MOSCOW, April 24 (RIA Novosti) – The year since Vladimir Putin’s return to the presidency for a third term has seen the Russian authorities introduce a string of restrictions putting the strongest pressure on civil society in the past two decades, Human Rights Watch said in a report released on Wednesday.

The report, titled “Laws of Attrition: Crackdown on Russia’s Civil Society after Putin’s Return to the Presidency,” came out the day before Putin was due to hold his annual televised call-in show on Thursday afternoon. The show might also include questions from viewers about the laws passed during the first year since his return to the Kremlin last May.

The report called the clampdown “unprecedented in the country’s post-Soviet history,” and claims new laws intimidate critical political activists and impose severe pressure on non-governmental organizations (NGOs).

“The new laws and government harassment are pushing civil society activists to the margins of the law,” Hugh Williamson, Europe and Central Asia director at Human Rights Watch (HRW), said in a statement. “The government crackdown is hurting Russian society and harming Russia’s international standing.”

In the last year, the Russian authorities have introduced legislation that includes the so-called “foreign agents” law, the “Dima Yakovlev law” banning US adoptions of Russian children, the treason law and the assembly law.

The treason law broadens the legal definition of treason, making it more suitable for prosecuting those involved in international human rights advocacy, the report claimed.

The so-called “foreign agents” law requires organizations that receive foreign donations and take part in political activities to register as “foreign agents.” To Russians, that term carries strong historical overtones of spying. A separate law passed late last year prohibits funding from the United States for “political” activity by NGOs, and bans groups whose work is “directed against Russia’s interests.”

Russian officials have repeatedly maintained that the new legal initiatives are needed to stop foreign governments from meddling in Russia’s affairs.

A separate new law on assemblies imposes limits on public demonstrations and introduces huge fines for those violating the law. Rights activists claim it is intended to intimidate anti-Kremlin activists.

The report also documents the recent nationwide wave of inspections of the offices of hundreds of NGOs by state officials, including prosecutors.

At least two NGOs have been accused by officials of failing to register as “foreign agents,” and many others have been fined on unrelated grounds such as fire safety or air quality violations, HRW said.

The inspections continued on Wednesday, with state officials visiting the Moscow office of the Levada Center independent pollster over its use of foreign funding.

The NGOs targeted have described the inspections as extraordinary in scale, although prosecutors and Putin himself have dismissed them as “routine.”

In addition, HRW noted that libel, which was decriminalized at the end of then-President Dmitry Medvedev’s term, was made a criminal offense again several months later under Putin.
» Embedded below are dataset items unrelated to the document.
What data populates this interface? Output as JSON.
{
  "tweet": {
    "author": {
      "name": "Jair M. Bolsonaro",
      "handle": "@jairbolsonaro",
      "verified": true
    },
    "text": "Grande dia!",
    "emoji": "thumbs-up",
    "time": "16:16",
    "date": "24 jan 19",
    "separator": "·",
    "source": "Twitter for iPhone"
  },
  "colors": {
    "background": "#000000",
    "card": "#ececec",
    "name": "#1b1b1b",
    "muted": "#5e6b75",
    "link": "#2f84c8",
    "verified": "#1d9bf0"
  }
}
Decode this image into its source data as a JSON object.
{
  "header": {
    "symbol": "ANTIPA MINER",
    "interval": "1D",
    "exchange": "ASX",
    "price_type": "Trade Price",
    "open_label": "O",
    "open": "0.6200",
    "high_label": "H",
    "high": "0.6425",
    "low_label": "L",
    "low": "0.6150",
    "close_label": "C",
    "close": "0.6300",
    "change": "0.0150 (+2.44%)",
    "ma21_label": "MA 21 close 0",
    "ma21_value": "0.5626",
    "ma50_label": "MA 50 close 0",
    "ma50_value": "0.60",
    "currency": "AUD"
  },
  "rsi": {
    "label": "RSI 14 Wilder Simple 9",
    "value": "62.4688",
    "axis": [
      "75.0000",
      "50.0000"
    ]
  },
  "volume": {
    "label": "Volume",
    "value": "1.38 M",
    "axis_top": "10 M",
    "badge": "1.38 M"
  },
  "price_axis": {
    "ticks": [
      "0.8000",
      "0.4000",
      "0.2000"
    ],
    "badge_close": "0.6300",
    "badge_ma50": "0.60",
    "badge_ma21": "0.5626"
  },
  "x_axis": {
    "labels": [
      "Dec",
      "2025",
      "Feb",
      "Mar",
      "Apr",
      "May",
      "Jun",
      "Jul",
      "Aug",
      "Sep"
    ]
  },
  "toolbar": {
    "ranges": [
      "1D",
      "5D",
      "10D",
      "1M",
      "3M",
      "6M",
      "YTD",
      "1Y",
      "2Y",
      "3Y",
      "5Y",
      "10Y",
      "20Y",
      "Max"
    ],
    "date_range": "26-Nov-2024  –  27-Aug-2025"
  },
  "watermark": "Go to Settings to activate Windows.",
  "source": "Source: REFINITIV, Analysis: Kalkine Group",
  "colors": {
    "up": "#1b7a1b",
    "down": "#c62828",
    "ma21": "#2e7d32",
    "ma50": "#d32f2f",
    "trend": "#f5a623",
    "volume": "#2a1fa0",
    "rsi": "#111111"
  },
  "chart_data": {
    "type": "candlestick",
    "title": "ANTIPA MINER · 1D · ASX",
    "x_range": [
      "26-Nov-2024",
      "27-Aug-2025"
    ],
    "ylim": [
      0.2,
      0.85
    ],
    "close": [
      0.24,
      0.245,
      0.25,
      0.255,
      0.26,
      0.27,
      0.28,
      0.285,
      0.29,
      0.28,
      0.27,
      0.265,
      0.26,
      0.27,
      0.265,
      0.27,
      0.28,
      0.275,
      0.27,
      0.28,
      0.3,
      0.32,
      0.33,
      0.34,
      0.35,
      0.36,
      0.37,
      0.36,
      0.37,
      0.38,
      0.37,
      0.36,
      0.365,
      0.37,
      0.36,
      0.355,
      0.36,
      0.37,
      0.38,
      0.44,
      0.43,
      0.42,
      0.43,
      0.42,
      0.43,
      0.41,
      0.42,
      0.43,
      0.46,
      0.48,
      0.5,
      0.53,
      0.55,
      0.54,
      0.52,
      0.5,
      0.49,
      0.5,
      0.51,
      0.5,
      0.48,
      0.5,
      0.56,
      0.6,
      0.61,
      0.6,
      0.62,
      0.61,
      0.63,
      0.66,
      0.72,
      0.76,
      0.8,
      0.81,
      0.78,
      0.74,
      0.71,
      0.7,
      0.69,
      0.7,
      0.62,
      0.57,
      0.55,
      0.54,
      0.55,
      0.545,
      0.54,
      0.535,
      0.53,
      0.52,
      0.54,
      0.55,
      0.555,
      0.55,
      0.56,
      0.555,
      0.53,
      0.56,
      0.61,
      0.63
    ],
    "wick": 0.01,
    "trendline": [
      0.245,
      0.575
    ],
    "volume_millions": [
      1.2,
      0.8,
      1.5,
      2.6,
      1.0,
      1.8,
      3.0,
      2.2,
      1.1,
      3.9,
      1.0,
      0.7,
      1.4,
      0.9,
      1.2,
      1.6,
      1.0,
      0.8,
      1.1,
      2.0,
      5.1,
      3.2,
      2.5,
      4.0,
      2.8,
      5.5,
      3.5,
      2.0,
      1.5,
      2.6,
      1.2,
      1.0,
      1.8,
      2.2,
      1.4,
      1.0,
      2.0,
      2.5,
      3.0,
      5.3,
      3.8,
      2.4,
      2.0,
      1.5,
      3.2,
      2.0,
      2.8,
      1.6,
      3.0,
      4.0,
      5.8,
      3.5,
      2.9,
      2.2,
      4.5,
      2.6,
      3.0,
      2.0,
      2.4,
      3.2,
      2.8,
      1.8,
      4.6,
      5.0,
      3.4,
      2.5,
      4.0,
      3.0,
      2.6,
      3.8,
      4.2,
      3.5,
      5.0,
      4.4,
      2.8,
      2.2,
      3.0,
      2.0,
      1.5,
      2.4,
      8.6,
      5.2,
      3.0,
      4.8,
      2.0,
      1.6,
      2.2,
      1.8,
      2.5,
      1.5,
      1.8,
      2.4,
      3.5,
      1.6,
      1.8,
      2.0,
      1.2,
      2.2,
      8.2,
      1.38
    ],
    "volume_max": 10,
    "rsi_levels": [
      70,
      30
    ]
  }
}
Internet content has been subjected to new legal restrictions that HRW says might threaten freedom of information in the country.

The HRW report is being released together with Amnesty International’s report “Freedom Under Threat: The Clampdown on Freedom of Expression, Assembly and Association in Russia,” which also condemns what it says is Russia’s harassment of civil society.
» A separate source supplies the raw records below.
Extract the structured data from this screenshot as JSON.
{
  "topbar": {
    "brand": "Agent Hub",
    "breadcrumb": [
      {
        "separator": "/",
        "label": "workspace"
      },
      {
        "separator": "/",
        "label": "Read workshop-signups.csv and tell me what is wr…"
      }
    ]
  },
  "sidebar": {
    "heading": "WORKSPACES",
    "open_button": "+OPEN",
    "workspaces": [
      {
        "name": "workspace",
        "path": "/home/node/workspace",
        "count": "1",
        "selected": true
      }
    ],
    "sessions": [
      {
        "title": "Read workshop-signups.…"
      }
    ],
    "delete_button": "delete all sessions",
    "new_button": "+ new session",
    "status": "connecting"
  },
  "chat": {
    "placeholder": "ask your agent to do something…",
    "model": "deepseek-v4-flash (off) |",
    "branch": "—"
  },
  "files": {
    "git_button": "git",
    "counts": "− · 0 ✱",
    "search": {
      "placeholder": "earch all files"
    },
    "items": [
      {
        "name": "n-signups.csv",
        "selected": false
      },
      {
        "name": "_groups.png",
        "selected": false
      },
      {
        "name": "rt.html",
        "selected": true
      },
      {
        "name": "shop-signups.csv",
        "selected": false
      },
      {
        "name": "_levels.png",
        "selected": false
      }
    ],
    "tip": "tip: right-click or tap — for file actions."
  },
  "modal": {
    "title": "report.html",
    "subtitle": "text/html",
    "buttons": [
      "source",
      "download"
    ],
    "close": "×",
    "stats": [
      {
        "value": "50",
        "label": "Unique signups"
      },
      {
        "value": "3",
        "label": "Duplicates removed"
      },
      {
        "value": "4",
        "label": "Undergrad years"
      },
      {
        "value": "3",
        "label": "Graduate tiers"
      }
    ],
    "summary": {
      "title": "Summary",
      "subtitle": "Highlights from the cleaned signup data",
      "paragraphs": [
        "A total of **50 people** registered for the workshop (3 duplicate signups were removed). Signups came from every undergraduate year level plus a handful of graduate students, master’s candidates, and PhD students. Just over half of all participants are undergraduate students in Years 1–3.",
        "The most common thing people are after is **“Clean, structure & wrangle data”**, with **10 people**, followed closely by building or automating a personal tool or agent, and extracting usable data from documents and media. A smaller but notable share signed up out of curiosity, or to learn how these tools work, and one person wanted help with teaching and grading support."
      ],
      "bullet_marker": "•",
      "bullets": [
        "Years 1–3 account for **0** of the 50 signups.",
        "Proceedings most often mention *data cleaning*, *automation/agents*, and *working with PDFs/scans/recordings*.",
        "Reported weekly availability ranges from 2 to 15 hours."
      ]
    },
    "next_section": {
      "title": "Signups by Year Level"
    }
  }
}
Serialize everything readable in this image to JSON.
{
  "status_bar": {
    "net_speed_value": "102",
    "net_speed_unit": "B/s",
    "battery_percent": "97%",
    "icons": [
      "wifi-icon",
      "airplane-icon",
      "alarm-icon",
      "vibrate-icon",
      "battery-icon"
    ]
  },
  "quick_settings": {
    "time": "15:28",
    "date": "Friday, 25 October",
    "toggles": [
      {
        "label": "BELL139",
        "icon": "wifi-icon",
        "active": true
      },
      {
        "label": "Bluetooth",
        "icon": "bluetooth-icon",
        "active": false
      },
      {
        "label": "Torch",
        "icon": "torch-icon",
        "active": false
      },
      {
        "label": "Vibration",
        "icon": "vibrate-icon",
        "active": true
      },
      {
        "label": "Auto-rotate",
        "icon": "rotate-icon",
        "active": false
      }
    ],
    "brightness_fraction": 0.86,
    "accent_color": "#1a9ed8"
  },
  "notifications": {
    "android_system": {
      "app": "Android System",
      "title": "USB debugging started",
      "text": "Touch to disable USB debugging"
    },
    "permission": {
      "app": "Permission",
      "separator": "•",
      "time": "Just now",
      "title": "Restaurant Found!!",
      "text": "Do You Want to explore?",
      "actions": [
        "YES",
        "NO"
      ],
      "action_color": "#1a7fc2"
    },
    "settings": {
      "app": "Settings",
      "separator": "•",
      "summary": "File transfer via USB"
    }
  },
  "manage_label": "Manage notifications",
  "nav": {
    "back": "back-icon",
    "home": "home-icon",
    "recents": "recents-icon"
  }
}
Both Amnesty International and Human Rights Watch have been subject to state inspections.

Rachel Denber of HRW told reporters on Wednesday while presenting the report in Moscow that "it remains unclear what will happen next."

Her colleague Tatyana Lokshina suggested that NGOs might simply be swamped with fines, which would be enough to put an end to their work in Russia.

The Kremlin's spokesman, Dmitry Peskov, was not immediately availabe to comment on the reports on Wednesday afternoon.